Breaking the radio silence

“You think that just because it’s already happened, the past is finished and unchangeable? Oh no, the past is cloaked in multicolored taffeta and every time we look at it we see a different hue.” - Milan Kundera

Master's
I think it's time we part. My long radio silence has had one root: lack of progress on the master's. As I suspected when I started blogging, it is difficult to keep saying: I've made no progress. The time of silence has also taught me something important - it sometimes helps to just stop and rest. Your brain will start offering you small gifts of remembrance. As far as my master's was concerned, I'd forgotten a small, niggly detail. It came back when I started to relax and started getting well again (will blog more about that later). I remembered the day I stopped working on my master's. It was about three years ago.

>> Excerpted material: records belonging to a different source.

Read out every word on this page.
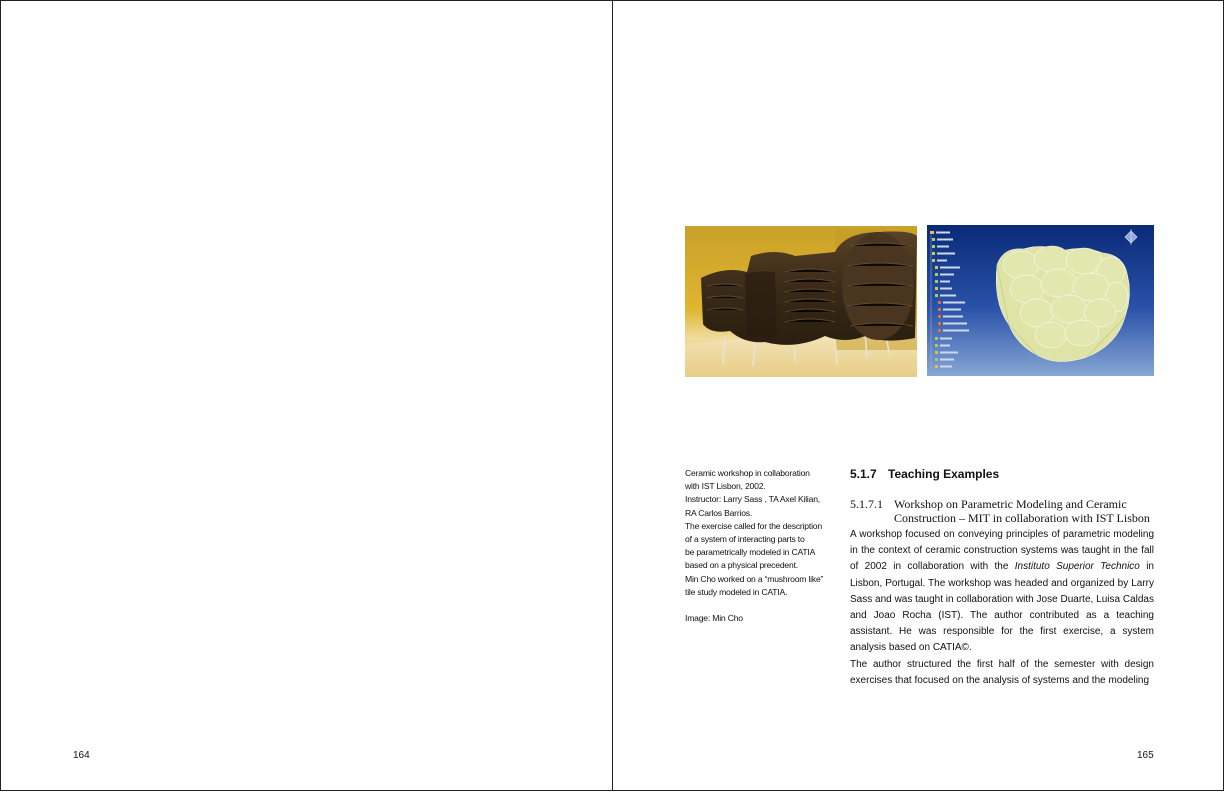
164

Ceramic workshop in collaboration

with IST Lisbon, 2002.

Instructor: Larry Sass , TA Axel Kilian,

RA Carlos Barrios.

The exercise called for the description

of a system of interacting parts to

be parametrically modeled in CATIA

based on a physical precedent.

Min Cho worked on a “mushroom like”

tile study modeled in CATIA.

Image: Min Cho

5.1.7 Teaching Examples
5.1.7.1 Workshop on Parametric Modeling and Ceramic
Construction – MIT in collaboration with IST Lisbon

A workshop focused on conveying principles of parametric modeling in the context of ceramic construction systems was taught in the fall of 2002 in collaboration with the Instituto Superior Technico in Lisbon, Portugal. The workshop was headed and organized by Larry Sass and was taught in collaboration with Jose Duarte, Luisa Caldas and Joao Rocha (IST). The author contributed as a teaching assistant. He was responsible for the first exercise, a system analysis based on CATIA©.

The author structured the first half of the semester with design exercises that focused on the analysis of systems and the modeling

165
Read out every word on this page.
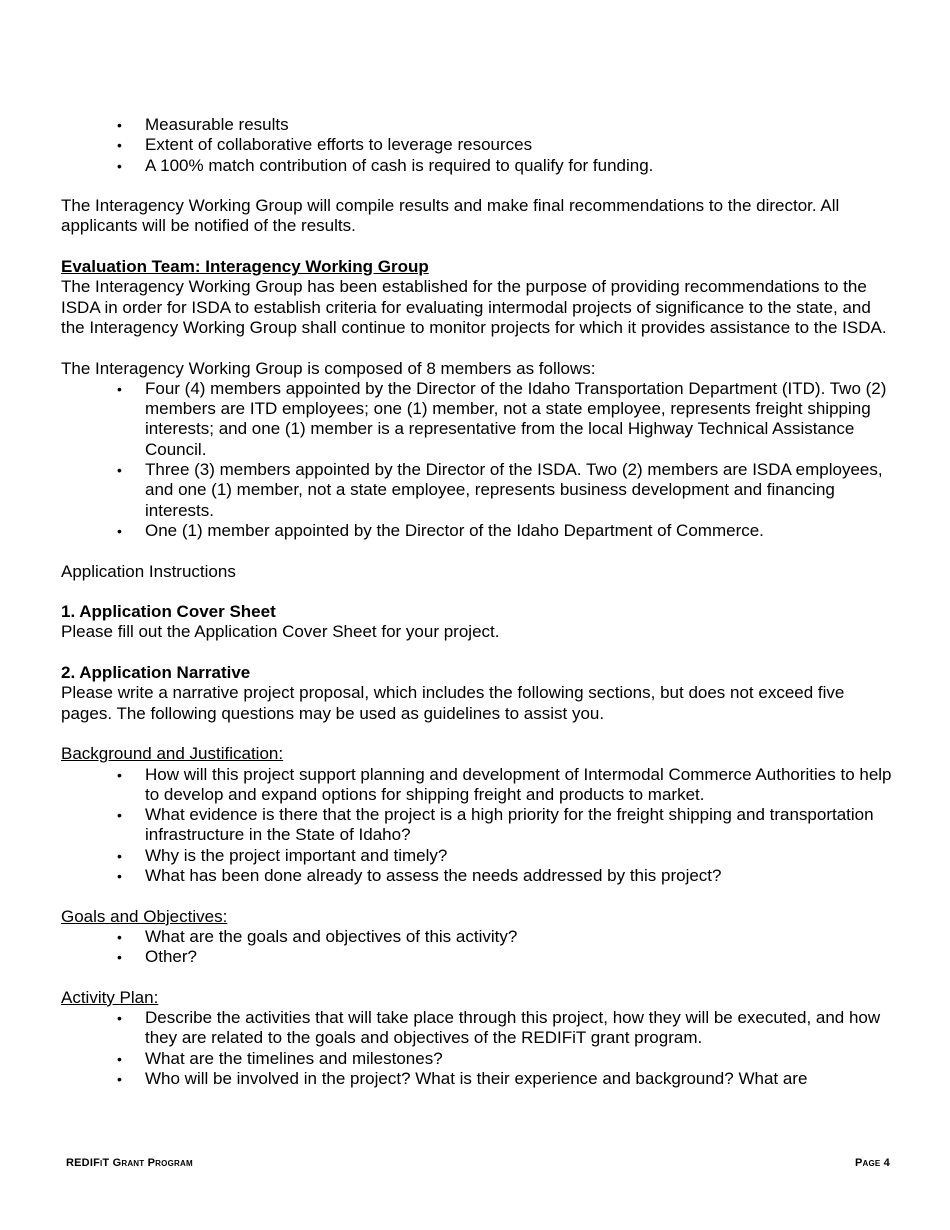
• Measurable results
• Extent of collaborative efforts to leverage resources
• A 100% match contribution of cash is required to qualify for funding.

The Interagency Working Group will compile results and make final recommendations to the director. All applicants will be notified of the results.

Evaluation Team: Interagency Working Group

The Interagency Working Group has been established for the purpose of providing recommendations to the ISDA in order for ISDA to establish criteria for evaluating intermodal projects of significance to the state, and the Interagency Working Group shall continue to monitor projects for which it provides assistance to the ISDA.

The Interagency Working Group is composed of 8 members as follows:

• Four (4) members appointed by the Director of the Idaho Transportation Department (ITD). Two (2) members are ITD employees; one (1) member, not a state employee, represents freight shipping interests; and one (1) member is a representative from the local Highway Technical Assistance Council.
• Three (3) members appointed by the Director of the ISDA. Two (2) members are ISDA employees, and one (1) member, not a state employee, represents business development and financing interests.
• One (1) member appointed by the Director of the Idaho Department of Commerce.

Application Instructions

1. Application Cover Sheet

Please fill out the Application Cover Sheet for your project.

2. Application Narrative

Please write a narrative project proposal, which includes the following sections, but does not exceed five pages. The following questions may be used as guidelines to assist you.

Background and Justification:

• How will this project support planning and development of Intermodal Commerce Authorities to help to develop and expand options for shipping freight and products to market.
• What evidence is there that the project is a high priority for the freight shipping and transportation infrastructure in the State of Idaho?
• Why is the project important and timely?
• What has been done already to assess the needs addressed by this project?

Goals and Objectives:

• What are the goals and objectives of this activity?
• Other?

Activity Plan:

• Describe the activities that will take place through this project, how they will be executed, and how they are related to the goals and objectives of the REDIFiT grant program.
• What are the timelines and milestones?
• Who will be involved in the project? What is their experience and background? What are
REDIFiT Grant Program	Page 4
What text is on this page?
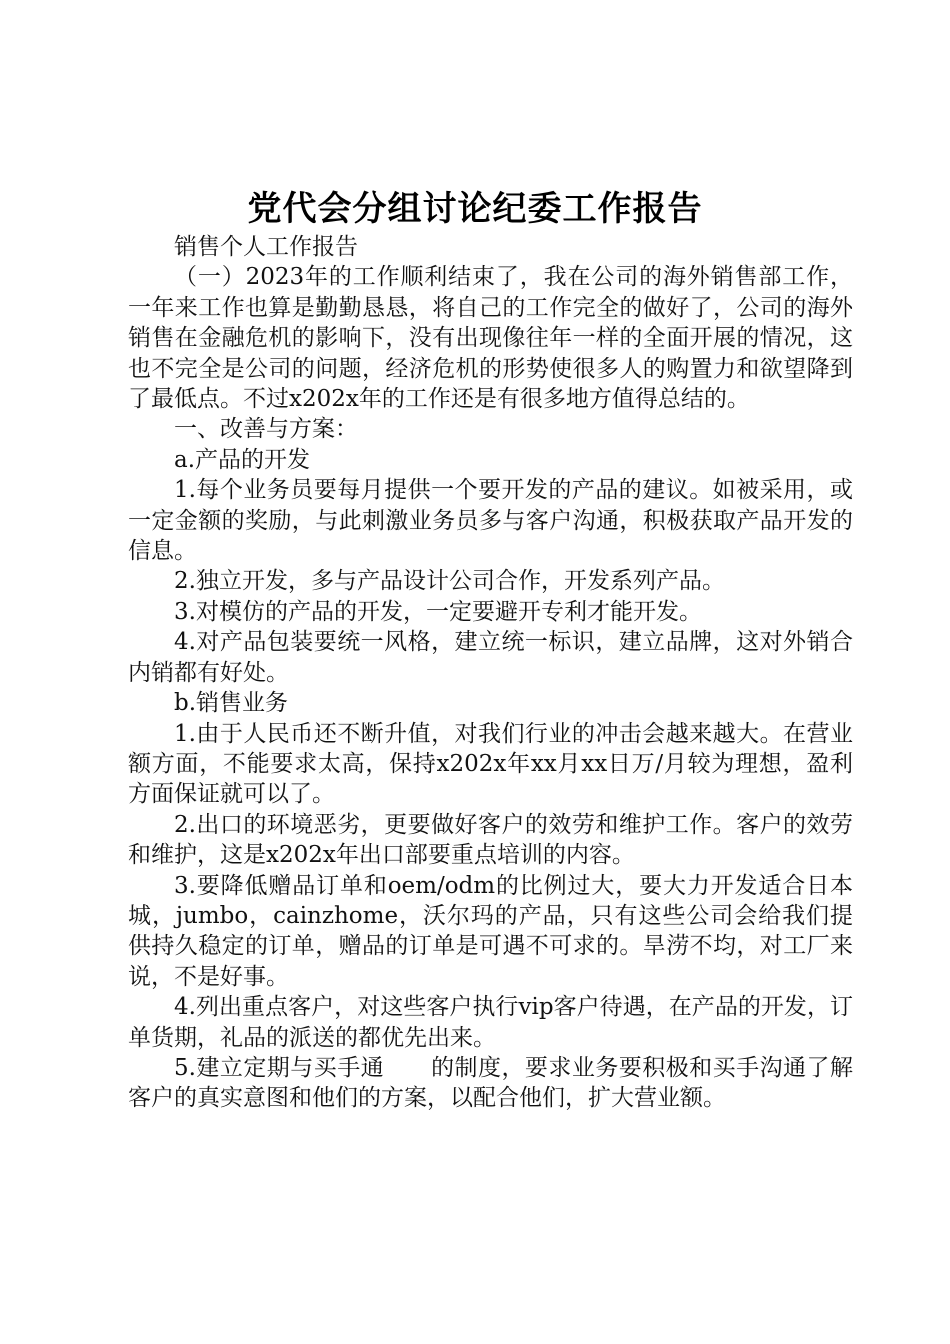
党代会分组讨论纪委工作报告

销售个人工作报告

（一）2023年的工作顺利结束了，我在公司的海外销售部工作，一年来工作也算是勤勤恳恳，将自己的工作完全的做好了，公司的海外销售在金融危机的影响下，没有出现像往年一样的全面开展的情况，这也不完全是公司的问题，经济危机的形势使很多人的购置力和欲望降到了最低点。不过x202x年的工作还是有很多地方值得总结的。

一、改善与方案：

a.产品的开发

1.每个业务员要每月提供一个要开发的产品的建议。如被采用，或一定金额的奖励，与此刺激业务员多与客户沟通，积极获取产品开发的信息。

2.独立开发，多与产品设计公司合作，开发系列产品。

3.对模仿的产品的开发，一定要避开专利才能开发。

4.对产品包装要统一风格，建立统一标识，建立品牌，这对外销合内销都有好处。

b.销售业务

1.由于人民币还不断升值，对我们行业的冲击会越来越大。在营业额方面，不能要求太高，保持x202x年xx月xx日万/月较为理想，盈利方面保证就可以了。

2.出口的环境恶劣，更要做好客户的效劳和维护工作。客户的效劳和维护，这是x202x年出口部要重点培训的内容。

3.要降低赠品订单和oem/odm的比例过大，要大力开发适合日本城，jumbo，cainzhome，沃尔玛的产品，只有这些公司会给我们提供持久稳定的订单，赠品的订单是可遇不可求的。旱涝不均，对工厂来说，不是好事。

4.列出重点客户，对这些客户执行vip客户待遇，在产品的开发，订单货期，礼品的派送的都优先出来。

5.建立定期与买手通　　的制度，要求业务要积极和买手沟通了解客户的真实意图和他们的方案，以配合他们，扩大营业额。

I remember enjoying my topic. I was sitting in front of my old PC in my room that overlooked the garden. My phone rang. The call came from my father's phone. At the time, I thought he was trying to call me. He had a habit of upsetting me to the point where I'd get in bed and wait for the waves of nausea to subside so I could get on with my life. The life I'd refused to let them ruin. (Like everyone else, I have my sad story.) I didn't know at the time that he would never call me again. I ignored a few calls that morning, including one from my eldest half-brother. I assumed that there was some kind of family fight, after all, that's the only time when more than one of the Steyns would call me. I only heard that my father had died after my mother answered the house phone. She told me he died while I was trying to write about comedy. I just couldn't bring myself to write again.

Perhaps, one day, I'll find a new topic. For now, I'm living my life.

PS. Got my licence, still losing weight and getting fit.
 

1 comment:

  1. Greatly admire and respect your honesty!
    Hope that one day I will be able to do the same.
    You are 100% correct it is VERY hard you keep on saying…”I have not made progress”.
    I am staring down that same barrel at the moment.

    Your latest post has given me hope and motivation.